Society Materials 12 July 2011 12:43
Today, Congressman Jerrold Nadler (D-NY), representative of the largest community of immigrants from the former Soviet Union (FSU) in the nation, introduced historic legislation designed to help restore payment of unpaid pensions to FSU immigrants now living in the U.S, the Congressman's official website said.
U.S introduces legislation to help restore payment of unpaid pensions to FSU immigrants

Azerbaijan, Baku, July 12 / Trend /

Today, Congressman Jerrold Nadler (D-NY), representative of the largest community of immigrants from the former Soviet Union (FSU) in the nation, introduced historic legislation designed to help restore payment of unpaid pensions to FSU immigrants now living in the U.S, the Congressman's official website said.

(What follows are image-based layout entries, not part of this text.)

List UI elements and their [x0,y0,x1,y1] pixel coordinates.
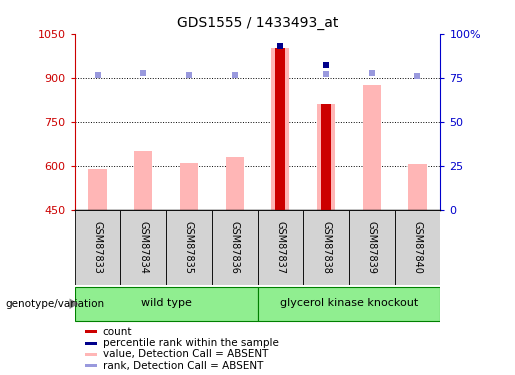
Text: GSM87834: GSM87834 [138,221,148,274]
Text: GSM87833: GSM87833 [93,221,102,274]
Text: count: count [102,327,132,337]
Bar [363,85,381,210]
Bar [121,210,166,285]
Text: GSM87837: GSM87837 [276,221,285,274]
Text: GSM87839: GSM87839 [367,221,377,274]
Bar [85,353,97,356]
Text: genotype/variation: genotype/variation [5,299,104,309]
Bar [317,104,335,210]
Bar [134,151,152,210]
Bar [180,163,198,210]
Bar [89,169,107,210]
Bar [394,210,440,285]
Title: GDS1555 / 1433493_at: GDS1555 / 1433493_at [177,16,338,30]
Bar [166,210,212,285]
Bar [408,164,426,210]
Bar [321,104,331,210]
Text: glycerol kinase knockout: glycerol kinase knockout [280,298,418,308]
Text: GSM87835: GSM87835 [184,221,194,274]
Bar [349,210,394,285]
Bar [212,210,258,285]
Bar [75,210,121,285]
Text: value, Detection Call = ABSENT: value, Detection Call = ABSENT [102,350,268,359]
Bar [75,287,258,321]
Text: GSM87840: GSM87840 [413,221,422,274]
Bar [271,48,289,210]
Bar [303,210,349,285]
Text: wild type: wild type [141,298,192,308]
Bar [85,364,97,367]
Bar [276,48,285,210]
Text: GSM87836: GSM87836 [230,221,239,274]
Text: percentile rank within the sample: percentile rank within the sample [102,338,279,348]
Text: GSM87838: GSM87838 [321,221,331,274]
Polygon shape [70,298,79,309]
Bar [85,342,97,345]
Bar [258,287,440,321]
Bar [258,210,303,285]
Bar [226,157,244,210]
Bar [85,330,97,333]
Text: rank, Detection Call = ABSENT: rank, Detection Call = ABSENT [102,361,263,370]
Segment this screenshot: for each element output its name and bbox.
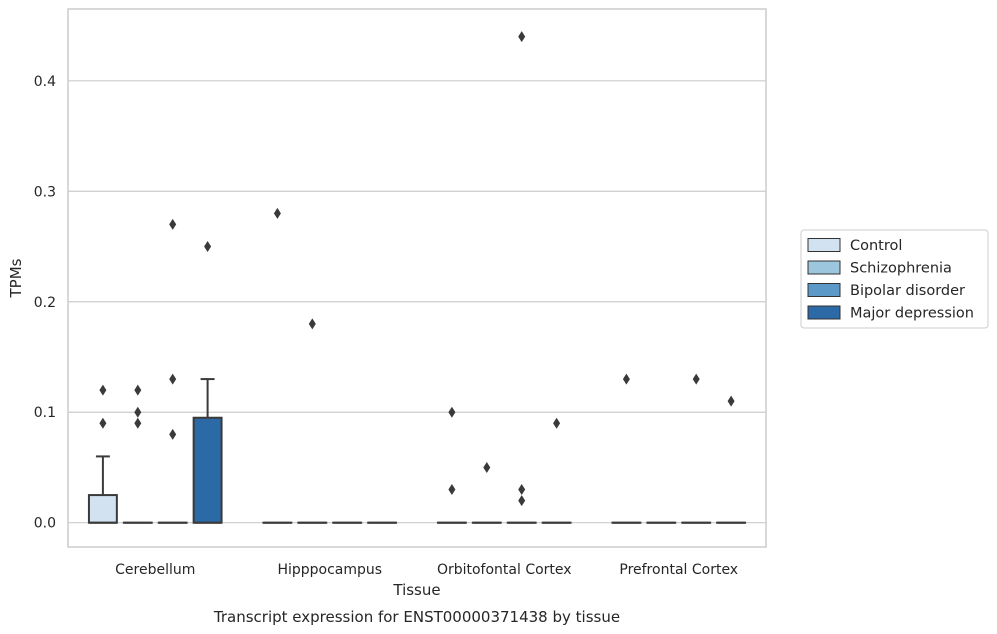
chart-caption: Transcript expression for ENST0000037143… — [213, 608, 620, 626]
legend-label: Major depression — [850, 306, 974, 322]
x-axis-label: Tissue — [392, 581, 440, 599]
box-cerebellum-major-depression — [192, 378, 223, 524]
outlier-point — [448, 406, 456, 418]
legend-frame — [800, 229, 989, 329]
grid-lines — [68, 80, 766, 524]
outlier-point — [308, 318, 316, 330]
box-cerebellum-control — [87, 455, 118, 524]
outlier-point — [134, 384, 142, 396]
outlier-point — [727, 395, 735, 407]
outlier-point — [99, 384, 107, 396]
outlier-point — [99, 417, 107, 429]
x-tick-label: Prefrontal Cortex — [619, 562, 738, 578]
outlier-point — [134, 406, 142, 418]
legend-label: Control — [850, 238, 902, 254]
x-tick-label: Cerebellum — [115, 562, 195, 578]
outlier-point — [169, 428, 177, 440]
legend-swatch — [807, 283, 841, 297]
box-body — [87, 494, 118, 524]
boxes — [87, 378, 747, 524]
y-tick-label: 0.0 — [34, 516, 56, 532]
outlier-point — [448, 484, 456, 496]
y-tick-label: 0.1 — [34, 405, 56, 421]
legend-swatch — [807, 305, 841, 320]
y-tick-label: 0.4 — [34, 74, 56, 90]
legend-label: Bipolar disorder — [850, 283, 965, 299]
outlier-point — [204, 241, 212, 253]
legend-swatch — [807, 260, 841, 275]
outlier-point — [169, 373, 177, 385]
legend-swatch — [807, 238, 841, 252]
outlier-point — [134, 417, 142, 429]
outliers — [99, 31, 735, 507]
x-tick-label: Orbitofontal Cortex — [437, 562, 572, 578]
box-body — [192, 416, 223, 524]
outlier-point — [622, 373, 630, 385]
x-tick-label: Hipppocampus — [277, 562, 382, 578]
legend-label: Schizophrenia — [850, 261, 952, 277]
outlier-point — [518, 484, 526, 496]
outlier-point — [518, 495, 526, 507]
outlier-point — [483, 461, 491, 473]
legend[interactable]: Control Schizophrenia Bipolar disorder Majo… — [800, 229, 989, 329]
y-axis-label: TPMs — [7, 258, 25, 298]
plot-area-frame — [67, 8, 767, 548]
y-tick-label: 0.3 — [34, 184, 56, 200]
y-tick-labels: 0.0 0.1 0.2 0.3 0.4 — [34, 74, 56, 532]
outlier-point — [518, 31, 526, 43]
outlier-point — [169, 218, 177, 230]
x-tick-labels: Cerebellum Hipppocampus Orbitofontal Corte… — [115, 562, 738, 578]
outlier-point — [692, 373, 700, 385]
y-tick-label: 0.2 — [34, 295, 56, 311]
outlier-point — [273, 207, 281, 219]
outlier-point — [553, 417, 561, 429]
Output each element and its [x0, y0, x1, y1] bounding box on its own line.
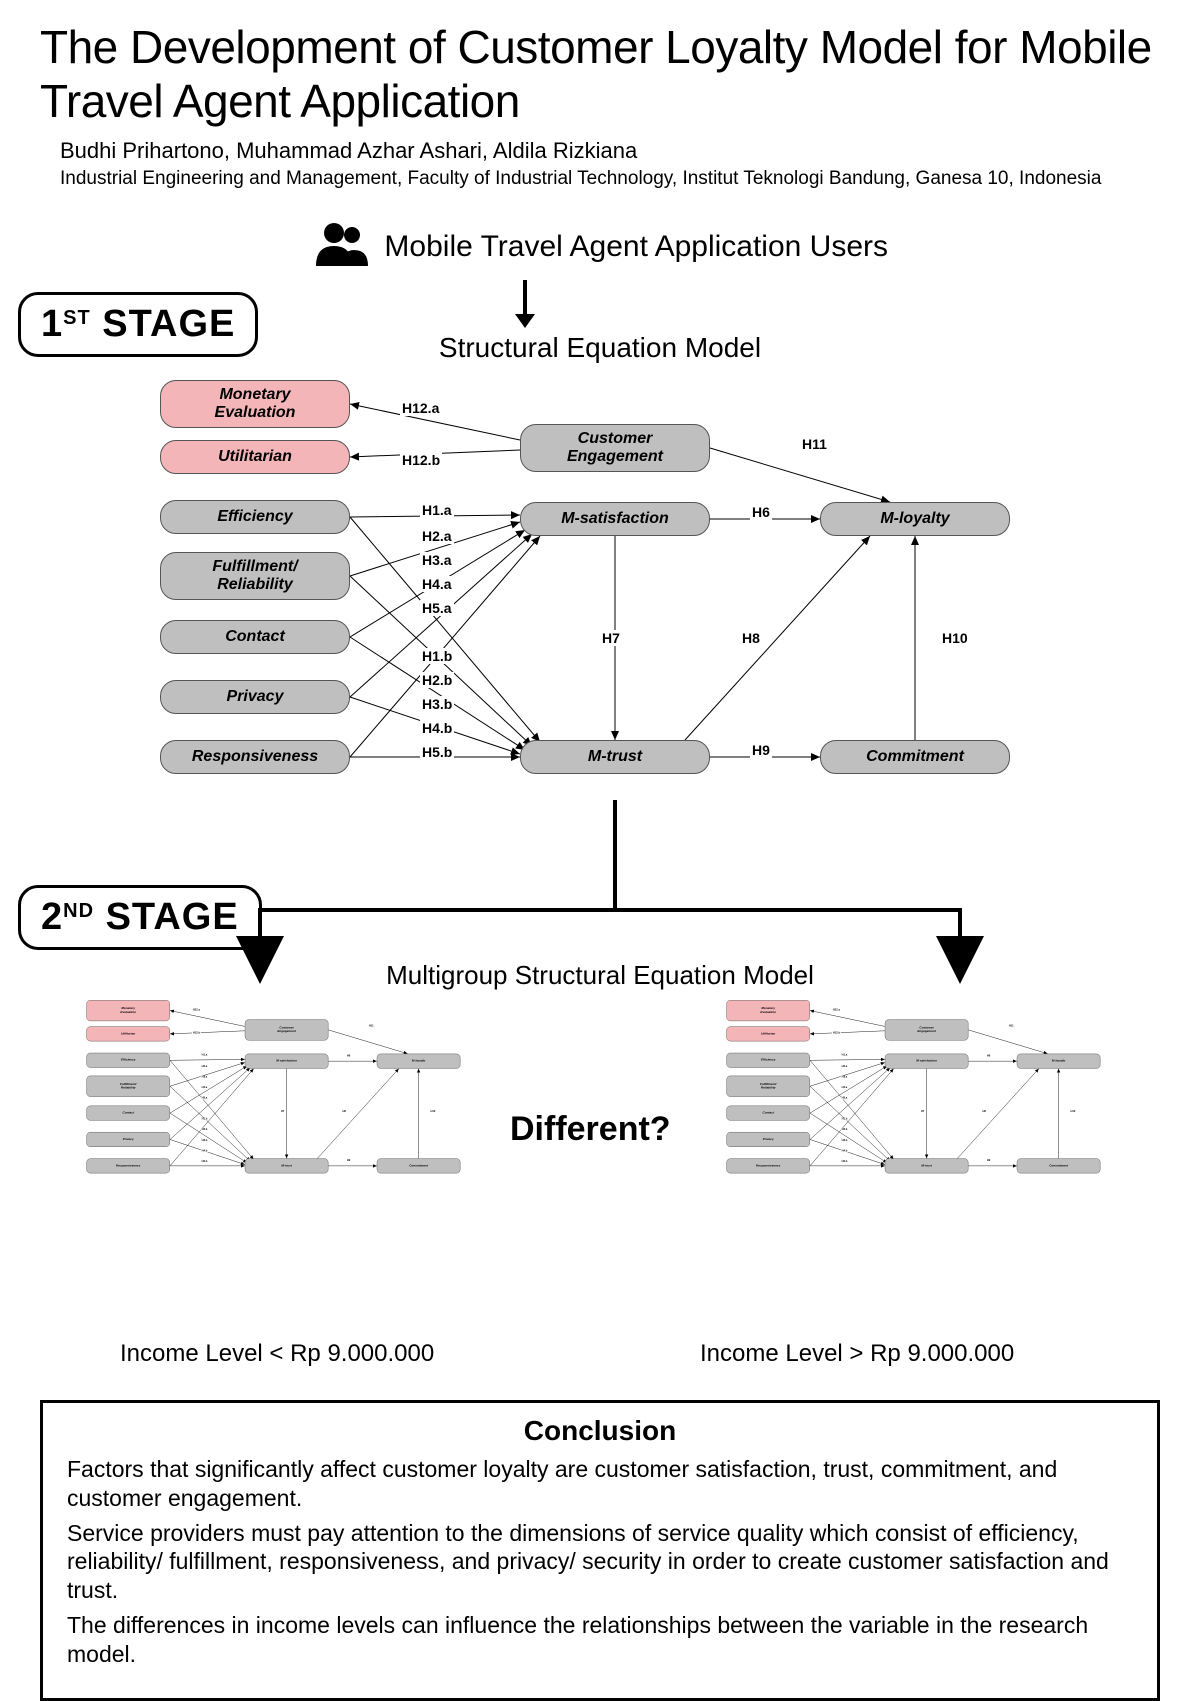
branch-arrow: [0, 0, 1200, 1000]
sem-edge-H12.a: H12.a: [832, 1009, 841, 1012]
sem-edge-H6: H6: [346, 1055, 351, 1058]
sem-node-ceng: CustomerEngagement: [245, 1019, 329, 1040]
sem-edge-H4.a: H4.a: [201, 1086, 208, 1089]
sem-edge-H9: H9: [986, 1159, 991, 1162]
sem-node-eff: Efficiency: [726, 1053, 810, 1068]
sem-edge-H12.b: H12.b: [832, 1032, 841, 1035]
sem-node-con: Contact: [86, 1106, 170, 1121]
sem-edge-H3.b: H3.b: [201, 1139, 208, 1142]
sem-edge-H2.b: H2.b: [201, 1128, 208, 1131]
sem-edge-H10: H10: [430, 1110, 437, 1113]
sem-edge-H3.a: H3.a: [201, 1076, 208, 1079]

"For too long, thousands of FSU immigrants in my district and across the nation have been unfairly deprived of their hard-earned pensions," said Nadler.

"The principle is quite simple: if you work for decades and pay into a pension fund, you have the right to the payments that were promised you, no matter where you live. My legislation would ensure that the U.S. government plays a direct role in our longstanding efforts to obtain hard-earned pensions for Russian-speaking immigrants."

The Former Soviet Union State Pension Fairness Act of 2011 would direct the State Department and Social Security Administration to prioritize working with the FSU states to encourage policies that foment payment of pensions to individuals who earned pensions in those states but since immigrated to the United States.

There are tens of thousands of FSU immigrants in the U.S. who are currently not being paid pensions due them from FSU states. In 2006, at the request of community advocates from the FSU immigrant community in Brooklyn, Nadler began his efforts to restore pension payments to those immigrants, working with FSU governments and key State Department and Social Security Administration officials on the issue. Thus far, few of the 15 former Soviet republics reliably pay pensions due to retired workers living in the U.S.